Красивая ложь (Ангер) - страница 31

— Я прошу прощения, — сказала я, засовывая фото в карман.

Стыд зажег мне щеки, и я боролась со слезами, которые, я чувствовала, вот-вот выступят на моих глазах.

— Я не знаю, что заставило меня придать этому значение, — произнесла я.

Отец коснулся моей руки.

— Ридли, ты пережила стресс. На прошлой неделе произошло слишком много событий. Кто-то решил неудачно пошутить. Тебе надо вызвать полицию.

Я подняла брови:

— И что я им скажу? Что какой-то псих довел меня до нервного срыва, прислав мне эту фотографию?

Отец пожал плечами и посмотрел на меня с сочувствием, которого я не заслуживала. Мама вернулась к столу с чашками горячего чая. Она села, и в ее мимолетном взгляде я заметила что-то новое, но я не была до конца в этом уверена. Может, она была возмущена тем, что я проявила слабость, так охотно поверив в существование какой-то тайны и не подумав о том, что этим я могла больно ранить их?

— Мама, прости меня.

— Все в порядке, моя дорогая. Я понимаю, что ты была растеряна. Особенно если учитывать все, что тебе пришлось пережить.

По ее голосу я догадалась, что на самом деле она не понимает, как можно было так поступить.

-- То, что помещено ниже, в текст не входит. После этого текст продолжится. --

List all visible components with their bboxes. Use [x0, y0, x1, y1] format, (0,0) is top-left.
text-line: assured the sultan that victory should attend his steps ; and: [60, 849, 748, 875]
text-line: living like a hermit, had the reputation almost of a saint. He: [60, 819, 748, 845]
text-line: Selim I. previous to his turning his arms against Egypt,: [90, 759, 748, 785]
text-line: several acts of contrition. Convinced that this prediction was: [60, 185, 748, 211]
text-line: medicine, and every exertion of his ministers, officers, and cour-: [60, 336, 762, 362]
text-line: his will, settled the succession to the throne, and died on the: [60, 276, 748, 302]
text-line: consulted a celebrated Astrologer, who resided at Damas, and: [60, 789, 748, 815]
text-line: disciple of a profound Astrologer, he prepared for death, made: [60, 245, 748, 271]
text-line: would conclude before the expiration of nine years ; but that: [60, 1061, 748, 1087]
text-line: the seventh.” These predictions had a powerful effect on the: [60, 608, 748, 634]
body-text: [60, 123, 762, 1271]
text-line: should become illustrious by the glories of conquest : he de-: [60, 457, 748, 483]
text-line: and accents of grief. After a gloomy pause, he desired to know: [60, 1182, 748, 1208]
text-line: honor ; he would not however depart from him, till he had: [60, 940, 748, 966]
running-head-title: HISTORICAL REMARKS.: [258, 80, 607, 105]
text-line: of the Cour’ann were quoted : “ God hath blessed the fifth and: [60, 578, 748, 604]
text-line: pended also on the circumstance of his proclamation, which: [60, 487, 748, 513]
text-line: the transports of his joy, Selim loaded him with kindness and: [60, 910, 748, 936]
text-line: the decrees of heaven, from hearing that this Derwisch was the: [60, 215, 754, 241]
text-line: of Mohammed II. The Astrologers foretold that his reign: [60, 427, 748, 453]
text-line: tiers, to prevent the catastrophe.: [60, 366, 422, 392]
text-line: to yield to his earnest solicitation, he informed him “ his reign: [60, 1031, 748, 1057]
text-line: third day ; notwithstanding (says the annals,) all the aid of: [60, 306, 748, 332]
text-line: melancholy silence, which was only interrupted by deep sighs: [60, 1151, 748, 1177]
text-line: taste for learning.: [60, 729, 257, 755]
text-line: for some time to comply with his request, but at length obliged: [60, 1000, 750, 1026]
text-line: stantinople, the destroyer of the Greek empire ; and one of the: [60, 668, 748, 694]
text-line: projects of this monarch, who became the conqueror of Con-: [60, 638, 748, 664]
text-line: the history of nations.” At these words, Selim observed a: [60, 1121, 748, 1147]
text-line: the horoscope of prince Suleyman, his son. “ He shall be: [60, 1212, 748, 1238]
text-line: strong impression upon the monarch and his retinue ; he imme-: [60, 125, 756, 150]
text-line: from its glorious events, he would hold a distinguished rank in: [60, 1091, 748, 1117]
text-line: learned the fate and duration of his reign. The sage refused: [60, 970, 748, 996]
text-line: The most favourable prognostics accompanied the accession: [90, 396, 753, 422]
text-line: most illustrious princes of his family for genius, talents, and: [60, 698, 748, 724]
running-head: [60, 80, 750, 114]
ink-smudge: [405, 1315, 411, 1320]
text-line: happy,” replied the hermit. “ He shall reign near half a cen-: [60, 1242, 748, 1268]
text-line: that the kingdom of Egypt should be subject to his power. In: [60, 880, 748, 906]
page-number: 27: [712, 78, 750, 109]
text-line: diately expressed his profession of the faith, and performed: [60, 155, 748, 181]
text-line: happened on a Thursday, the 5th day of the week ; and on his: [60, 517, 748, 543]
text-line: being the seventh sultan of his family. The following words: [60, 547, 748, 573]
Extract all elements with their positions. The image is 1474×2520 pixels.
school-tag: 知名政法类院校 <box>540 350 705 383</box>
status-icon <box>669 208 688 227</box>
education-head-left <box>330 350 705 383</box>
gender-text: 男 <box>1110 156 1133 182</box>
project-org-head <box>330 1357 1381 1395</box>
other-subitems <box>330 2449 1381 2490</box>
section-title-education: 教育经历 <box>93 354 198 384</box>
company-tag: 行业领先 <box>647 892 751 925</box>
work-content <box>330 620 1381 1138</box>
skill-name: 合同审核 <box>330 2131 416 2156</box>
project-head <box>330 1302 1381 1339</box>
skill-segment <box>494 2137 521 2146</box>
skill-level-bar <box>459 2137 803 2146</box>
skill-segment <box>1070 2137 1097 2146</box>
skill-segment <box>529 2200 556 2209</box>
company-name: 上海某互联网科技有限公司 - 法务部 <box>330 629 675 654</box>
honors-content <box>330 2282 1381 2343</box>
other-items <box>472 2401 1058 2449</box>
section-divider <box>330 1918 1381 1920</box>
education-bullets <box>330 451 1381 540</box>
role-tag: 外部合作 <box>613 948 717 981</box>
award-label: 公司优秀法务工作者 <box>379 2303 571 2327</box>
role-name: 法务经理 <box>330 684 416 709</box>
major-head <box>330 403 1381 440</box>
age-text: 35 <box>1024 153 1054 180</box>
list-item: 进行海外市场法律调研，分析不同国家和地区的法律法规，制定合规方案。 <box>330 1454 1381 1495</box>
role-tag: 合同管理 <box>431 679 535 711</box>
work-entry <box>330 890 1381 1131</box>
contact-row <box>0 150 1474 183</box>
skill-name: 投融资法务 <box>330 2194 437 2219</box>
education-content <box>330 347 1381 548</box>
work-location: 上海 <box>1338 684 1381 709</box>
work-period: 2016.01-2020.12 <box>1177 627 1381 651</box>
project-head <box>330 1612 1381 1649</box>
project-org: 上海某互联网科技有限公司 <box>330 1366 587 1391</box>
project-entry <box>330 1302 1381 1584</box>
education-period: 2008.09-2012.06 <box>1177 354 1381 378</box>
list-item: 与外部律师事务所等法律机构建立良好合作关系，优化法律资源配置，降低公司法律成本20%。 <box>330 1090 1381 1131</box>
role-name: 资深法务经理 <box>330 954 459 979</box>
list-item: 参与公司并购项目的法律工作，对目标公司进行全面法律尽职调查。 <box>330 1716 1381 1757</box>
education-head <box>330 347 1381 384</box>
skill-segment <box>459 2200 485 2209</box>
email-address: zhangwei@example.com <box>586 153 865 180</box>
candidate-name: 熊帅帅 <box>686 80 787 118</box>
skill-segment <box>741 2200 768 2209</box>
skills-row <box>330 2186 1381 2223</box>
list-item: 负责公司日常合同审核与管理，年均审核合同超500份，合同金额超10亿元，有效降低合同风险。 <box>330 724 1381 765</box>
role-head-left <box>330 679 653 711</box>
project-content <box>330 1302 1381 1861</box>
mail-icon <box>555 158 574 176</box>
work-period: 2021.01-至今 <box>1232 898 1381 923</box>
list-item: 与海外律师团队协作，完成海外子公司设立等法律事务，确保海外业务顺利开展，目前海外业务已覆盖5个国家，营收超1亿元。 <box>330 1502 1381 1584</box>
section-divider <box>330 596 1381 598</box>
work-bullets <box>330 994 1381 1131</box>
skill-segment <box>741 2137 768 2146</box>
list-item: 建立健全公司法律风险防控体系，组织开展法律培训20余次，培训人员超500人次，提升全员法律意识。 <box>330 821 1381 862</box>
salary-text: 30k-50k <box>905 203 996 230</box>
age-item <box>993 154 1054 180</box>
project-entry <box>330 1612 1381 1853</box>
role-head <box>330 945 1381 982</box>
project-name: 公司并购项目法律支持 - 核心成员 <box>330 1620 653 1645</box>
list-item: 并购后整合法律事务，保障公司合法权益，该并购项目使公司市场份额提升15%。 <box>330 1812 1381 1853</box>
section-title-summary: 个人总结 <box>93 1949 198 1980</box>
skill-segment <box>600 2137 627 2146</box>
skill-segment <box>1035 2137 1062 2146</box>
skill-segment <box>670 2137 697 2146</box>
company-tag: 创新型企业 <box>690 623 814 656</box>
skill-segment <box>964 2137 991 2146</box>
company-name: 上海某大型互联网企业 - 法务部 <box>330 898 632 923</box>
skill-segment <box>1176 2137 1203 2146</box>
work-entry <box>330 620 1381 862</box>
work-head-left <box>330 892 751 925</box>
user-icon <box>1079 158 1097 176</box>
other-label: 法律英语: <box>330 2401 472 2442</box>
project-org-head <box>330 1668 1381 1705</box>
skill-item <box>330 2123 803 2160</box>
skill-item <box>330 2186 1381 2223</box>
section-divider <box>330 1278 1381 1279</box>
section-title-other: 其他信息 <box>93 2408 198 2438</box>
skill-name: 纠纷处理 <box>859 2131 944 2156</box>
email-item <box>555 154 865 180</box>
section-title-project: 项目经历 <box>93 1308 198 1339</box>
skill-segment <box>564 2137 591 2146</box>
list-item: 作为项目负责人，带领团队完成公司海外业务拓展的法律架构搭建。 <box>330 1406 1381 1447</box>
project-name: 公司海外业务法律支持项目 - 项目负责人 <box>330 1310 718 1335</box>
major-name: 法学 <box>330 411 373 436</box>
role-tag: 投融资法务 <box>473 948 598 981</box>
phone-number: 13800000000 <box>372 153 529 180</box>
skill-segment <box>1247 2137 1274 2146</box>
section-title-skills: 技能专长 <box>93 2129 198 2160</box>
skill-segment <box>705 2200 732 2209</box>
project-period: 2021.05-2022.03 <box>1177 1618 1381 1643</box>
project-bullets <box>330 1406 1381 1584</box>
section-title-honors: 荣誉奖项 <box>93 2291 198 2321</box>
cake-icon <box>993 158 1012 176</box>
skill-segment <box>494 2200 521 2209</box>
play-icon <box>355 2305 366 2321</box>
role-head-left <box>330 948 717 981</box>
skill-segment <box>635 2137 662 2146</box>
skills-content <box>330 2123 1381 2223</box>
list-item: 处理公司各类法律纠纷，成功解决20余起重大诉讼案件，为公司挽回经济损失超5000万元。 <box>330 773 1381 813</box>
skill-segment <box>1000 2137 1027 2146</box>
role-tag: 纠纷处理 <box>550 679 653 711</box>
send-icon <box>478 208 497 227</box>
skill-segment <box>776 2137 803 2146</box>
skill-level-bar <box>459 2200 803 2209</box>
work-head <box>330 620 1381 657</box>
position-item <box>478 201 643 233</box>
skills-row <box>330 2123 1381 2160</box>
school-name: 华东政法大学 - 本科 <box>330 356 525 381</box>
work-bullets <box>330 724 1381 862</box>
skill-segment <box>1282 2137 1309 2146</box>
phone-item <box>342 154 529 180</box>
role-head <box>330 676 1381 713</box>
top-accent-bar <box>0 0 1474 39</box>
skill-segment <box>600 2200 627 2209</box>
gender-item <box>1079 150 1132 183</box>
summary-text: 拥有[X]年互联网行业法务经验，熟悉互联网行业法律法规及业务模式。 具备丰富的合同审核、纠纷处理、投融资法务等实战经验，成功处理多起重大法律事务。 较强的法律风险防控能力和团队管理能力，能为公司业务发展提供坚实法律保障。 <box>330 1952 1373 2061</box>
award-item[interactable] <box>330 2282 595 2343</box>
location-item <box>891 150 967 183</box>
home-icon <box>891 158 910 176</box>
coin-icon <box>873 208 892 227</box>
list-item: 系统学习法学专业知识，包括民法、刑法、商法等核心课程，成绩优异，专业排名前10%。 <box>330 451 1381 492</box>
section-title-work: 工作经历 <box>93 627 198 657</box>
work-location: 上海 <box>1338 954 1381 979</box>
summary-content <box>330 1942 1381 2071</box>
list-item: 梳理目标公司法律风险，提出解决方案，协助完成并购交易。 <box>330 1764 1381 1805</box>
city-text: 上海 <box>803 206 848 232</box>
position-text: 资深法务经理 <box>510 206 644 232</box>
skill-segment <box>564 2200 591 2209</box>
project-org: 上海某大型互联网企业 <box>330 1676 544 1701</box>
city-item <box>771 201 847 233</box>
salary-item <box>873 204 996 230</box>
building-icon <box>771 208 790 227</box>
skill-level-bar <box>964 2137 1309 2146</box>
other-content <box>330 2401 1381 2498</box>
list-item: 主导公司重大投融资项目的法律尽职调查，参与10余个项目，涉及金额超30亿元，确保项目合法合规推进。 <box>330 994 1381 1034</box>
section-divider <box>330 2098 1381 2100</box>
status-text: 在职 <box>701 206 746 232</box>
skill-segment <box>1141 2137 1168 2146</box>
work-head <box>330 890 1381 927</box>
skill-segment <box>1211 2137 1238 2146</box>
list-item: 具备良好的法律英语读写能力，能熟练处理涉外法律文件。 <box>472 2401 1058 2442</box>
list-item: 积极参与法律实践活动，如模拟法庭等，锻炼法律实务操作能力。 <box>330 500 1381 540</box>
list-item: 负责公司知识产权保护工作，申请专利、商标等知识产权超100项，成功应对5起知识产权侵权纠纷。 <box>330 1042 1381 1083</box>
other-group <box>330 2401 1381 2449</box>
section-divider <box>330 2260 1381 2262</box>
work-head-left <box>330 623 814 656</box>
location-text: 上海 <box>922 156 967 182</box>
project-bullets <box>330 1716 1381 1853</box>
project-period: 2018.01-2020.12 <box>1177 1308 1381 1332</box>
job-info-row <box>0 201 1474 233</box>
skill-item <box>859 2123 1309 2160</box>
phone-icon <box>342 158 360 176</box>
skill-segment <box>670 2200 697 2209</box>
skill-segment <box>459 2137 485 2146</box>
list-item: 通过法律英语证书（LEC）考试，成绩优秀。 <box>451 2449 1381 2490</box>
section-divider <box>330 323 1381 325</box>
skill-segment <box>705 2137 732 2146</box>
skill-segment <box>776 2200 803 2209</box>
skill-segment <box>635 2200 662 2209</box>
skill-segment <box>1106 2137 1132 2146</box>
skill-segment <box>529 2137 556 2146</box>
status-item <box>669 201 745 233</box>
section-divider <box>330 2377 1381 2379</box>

Позже, в электричке, я сидела, прислонившись к окну, и наблюдала, как картинки городского пейзажа сменяют одна другую. Я просидела у родителей, весь вечер ощущая неловкость. Мы съели на десерт шоколадное мороженое, а потом я помогла матери убрать в кухне и поспешно покинула их дом. Моя мама вела себя холодно и отстраненно, а когда я уходила, едва обняла меня. Это было в ее характере. Ей требовалась абсолютная и безоговорочная преданность. Как только у нее появлялся повод сомневаться, она превращалась в Снежную королеву и ждала, что время окажется лучшим наказанием для провинившегося.

Нас связывали не только слова, но и жесты, малейшие движения, которые поддавались быстрой расшифровке. Моя мать могла смириться с потерей одного ребенка, обвинив в этом его пристрастие к наркотикам. Но если бы она потеряла и второго ребенка, то ей бы волей-неволей пришлось заглянуть в себя, а этого ей делать не хотелось. Когда я была маленькой, я больше всего страшилась материнского гнева. Еще больше я боялась разочаровать ее. Я очень неловко чувствовала себя из-за того, что по моей вине был испорчен вечер. Я не понимала, как анонимная записка и фотография незнакомых людей могли настолько вывести меня из равновесия.

Оказавшись в Нью-Йорке, я невольно подумала о своем брате. Я его ненавидела. Так ребенок ненавидит героя, который не оправдал его доверия. Я ненавидела Эйса за то, что он не реализовал свой потенциал и не использовал те способности, которыми так щедро наградила его природа. Он был красив, умен, обладал многочисленными талантами, но не потрудился их развить. Мне было обидно за Эйса. Но больше всего я испытывала обиду из-за того, что продолжала его любить. Я жалела его, беспокоилась о нем, обожала его и презирала в одно и то же время. Я вспоминала, как он шутливо щипал меня, гонялся за мной, когда мы были детьми, дразнил меня и утешал, если видел, что я расстроена. Вместо чувств к нему у меня в душе была открытая рана. Стоило мне подумать о моем брате, как волна эмоций, огромная, как цунами, захлестывала меня, грозя утопить.